A dynamic programming-based local search algorithm for solving the dynamic bipartite drawing problem

2021 
The dynamic bipartite drawing problem is a challenging NP-hard combinatorial optimization problem with numerous applications. In this study, we propose a dynamic programming-based local search (DP-LS) algorithm for solving it. Unlike previous metaheuristics reported in the literature, which move just one vertex (or two vertices) at each neighborhood iteration, the proposed DP-LS algorithm selects and performs multiple independent neighborhood moves at the same time to enhance the search efficiency.
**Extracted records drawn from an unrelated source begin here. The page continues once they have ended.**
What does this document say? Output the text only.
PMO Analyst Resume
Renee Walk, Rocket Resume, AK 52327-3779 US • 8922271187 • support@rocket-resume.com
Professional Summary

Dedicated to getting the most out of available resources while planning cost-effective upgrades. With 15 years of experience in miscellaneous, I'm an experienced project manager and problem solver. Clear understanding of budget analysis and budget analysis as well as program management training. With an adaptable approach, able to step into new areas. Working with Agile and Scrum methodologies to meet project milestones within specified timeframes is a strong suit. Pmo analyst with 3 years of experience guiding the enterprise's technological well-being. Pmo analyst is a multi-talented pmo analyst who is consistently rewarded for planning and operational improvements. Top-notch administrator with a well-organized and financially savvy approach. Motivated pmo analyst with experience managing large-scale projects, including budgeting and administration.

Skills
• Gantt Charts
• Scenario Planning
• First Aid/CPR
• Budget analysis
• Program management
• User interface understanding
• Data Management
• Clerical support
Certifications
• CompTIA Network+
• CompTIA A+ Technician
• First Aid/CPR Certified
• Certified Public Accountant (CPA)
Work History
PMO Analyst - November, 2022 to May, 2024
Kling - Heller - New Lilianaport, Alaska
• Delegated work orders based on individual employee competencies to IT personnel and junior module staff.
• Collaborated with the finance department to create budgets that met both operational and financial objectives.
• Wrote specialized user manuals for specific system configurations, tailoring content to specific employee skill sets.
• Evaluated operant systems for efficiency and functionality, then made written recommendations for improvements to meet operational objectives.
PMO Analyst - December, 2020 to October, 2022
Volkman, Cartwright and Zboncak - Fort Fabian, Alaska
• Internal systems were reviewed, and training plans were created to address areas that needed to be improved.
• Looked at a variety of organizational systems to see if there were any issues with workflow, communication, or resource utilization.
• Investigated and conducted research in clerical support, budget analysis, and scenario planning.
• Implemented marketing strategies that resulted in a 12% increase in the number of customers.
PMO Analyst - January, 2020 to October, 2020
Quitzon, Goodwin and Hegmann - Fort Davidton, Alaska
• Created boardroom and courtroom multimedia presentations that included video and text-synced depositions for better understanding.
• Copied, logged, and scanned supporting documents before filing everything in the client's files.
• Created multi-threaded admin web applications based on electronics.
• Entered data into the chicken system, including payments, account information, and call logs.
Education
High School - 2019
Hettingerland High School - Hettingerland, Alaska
Generally, starting from a random initial solution, DP-LS iteratively explores the search space by integrating the DP-LS to locate local optima, and then uses a perturbation procedure to escape from the local optima. In addition, the proposed incremental evaluation techniques of the insert and swap moves enhance the efficiency of the neighborhood evaluation. Extensive computational experiments on two sets of 1120 problem instances indicate that the proposed DP-LS is highly competitive with the best-performing algorithms (including the general purpose solver Gurobi) in terms of both solution quality and computational efficiency. We analyzed the dynamic programming mechanism in the proposed DP-LS algorithm to determine its effectiveness (increasing the search efficiency tens of times). Not only can the proposed DP-LS algorithm be used to solve the DBDP, it can also be used as a general methodology for solving other combinatorial optimization problems, especially permutation optimization problems.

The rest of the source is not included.